First: The solution you want to use is this:
https://letsencrypt.org/If you stop here, and go use that, you're good.
Second, to answer the questions:
Will a self signed SSL certificated do?
Perhaps. If you embed your own copy of openssl, yes, you can tell it to use your own certificate. Then you have to use your own HTTPS code; you can't use the built-in library.
Another option is to install the root certificate you used to generate the signing certificate that you used to generate your own certificate into the root certificate store of the phone. This is not simple and puts up annoying warnings to the user.
Is it ok to use a self signed certificate in this way, or will my app be rejected by Apple?

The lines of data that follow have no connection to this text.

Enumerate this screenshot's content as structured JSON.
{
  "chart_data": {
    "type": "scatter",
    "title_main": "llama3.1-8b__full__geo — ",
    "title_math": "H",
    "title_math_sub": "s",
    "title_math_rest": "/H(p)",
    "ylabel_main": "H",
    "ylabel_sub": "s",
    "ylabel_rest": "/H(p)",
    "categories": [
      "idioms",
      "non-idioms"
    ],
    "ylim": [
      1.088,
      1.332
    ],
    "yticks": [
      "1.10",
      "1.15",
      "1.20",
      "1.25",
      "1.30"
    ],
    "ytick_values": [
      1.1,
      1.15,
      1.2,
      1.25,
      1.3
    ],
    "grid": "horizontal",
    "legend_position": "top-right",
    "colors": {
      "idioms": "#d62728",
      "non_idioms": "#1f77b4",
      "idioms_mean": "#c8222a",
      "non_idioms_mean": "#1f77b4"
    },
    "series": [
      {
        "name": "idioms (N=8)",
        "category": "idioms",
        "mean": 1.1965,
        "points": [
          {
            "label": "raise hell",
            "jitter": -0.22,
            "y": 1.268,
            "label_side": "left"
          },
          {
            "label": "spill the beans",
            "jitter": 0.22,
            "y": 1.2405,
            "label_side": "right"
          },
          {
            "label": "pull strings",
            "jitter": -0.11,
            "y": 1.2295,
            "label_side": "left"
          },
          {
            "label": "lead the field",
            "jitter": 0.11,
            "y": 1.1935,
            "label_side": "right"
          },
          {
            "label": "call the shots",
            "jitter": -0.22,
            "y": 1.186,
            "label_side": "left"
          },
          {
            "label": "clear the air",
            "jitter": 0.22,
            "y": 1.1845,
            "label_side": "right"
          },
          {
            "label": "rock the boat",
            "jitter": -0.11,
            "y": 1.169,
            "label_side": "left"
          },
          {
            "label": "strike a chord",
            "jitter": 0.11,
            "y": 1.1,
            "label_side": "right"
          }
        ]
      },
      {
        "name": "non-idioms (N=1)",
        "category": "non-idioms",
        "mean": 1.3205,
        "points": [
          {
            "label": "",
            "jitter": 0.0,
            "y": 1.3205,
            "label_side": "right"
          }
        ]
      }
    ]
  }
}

If you go with option 1, then Apple won't reject it. If you do the second thing, I'm not so sure. Enterprises do this kind of thing to their employees phones, but that may be under the "enterprise" option of the app store, rather than the "general availability."
A self signed certificate renders a warning on the client side.

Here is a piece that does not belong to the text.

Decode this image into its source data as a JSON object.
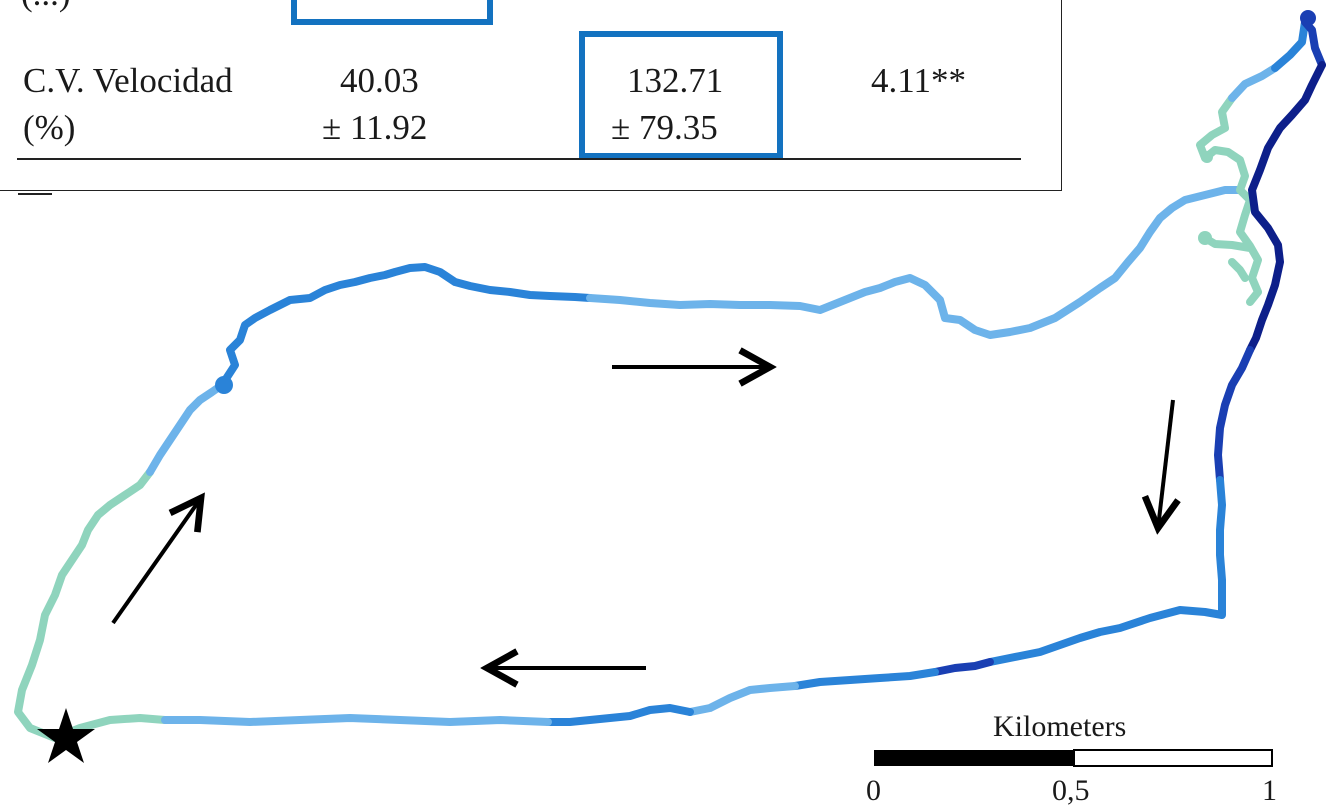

That warning is generated by the Safari browser, not by the OS. The browser may use the NSUrlSession class callbacks to implement this warning. See the documentation:
When a server requests authentication or provides credentials during TLS negotiation, the URL session calls methods on its delegate, allowing you to handle the authentication or certificate validation in a custom manner.
You can presumably do the right thing by handling enough of the following methods:
https://developer.apple.com/library/ios/documentation/Foundation/Reference/NSURLSession_class/That seems like it defeats a bit of the purpose, though -- if you're not going to verify that the SSL connection is not tampered with, then what benefit is using SSL giving you?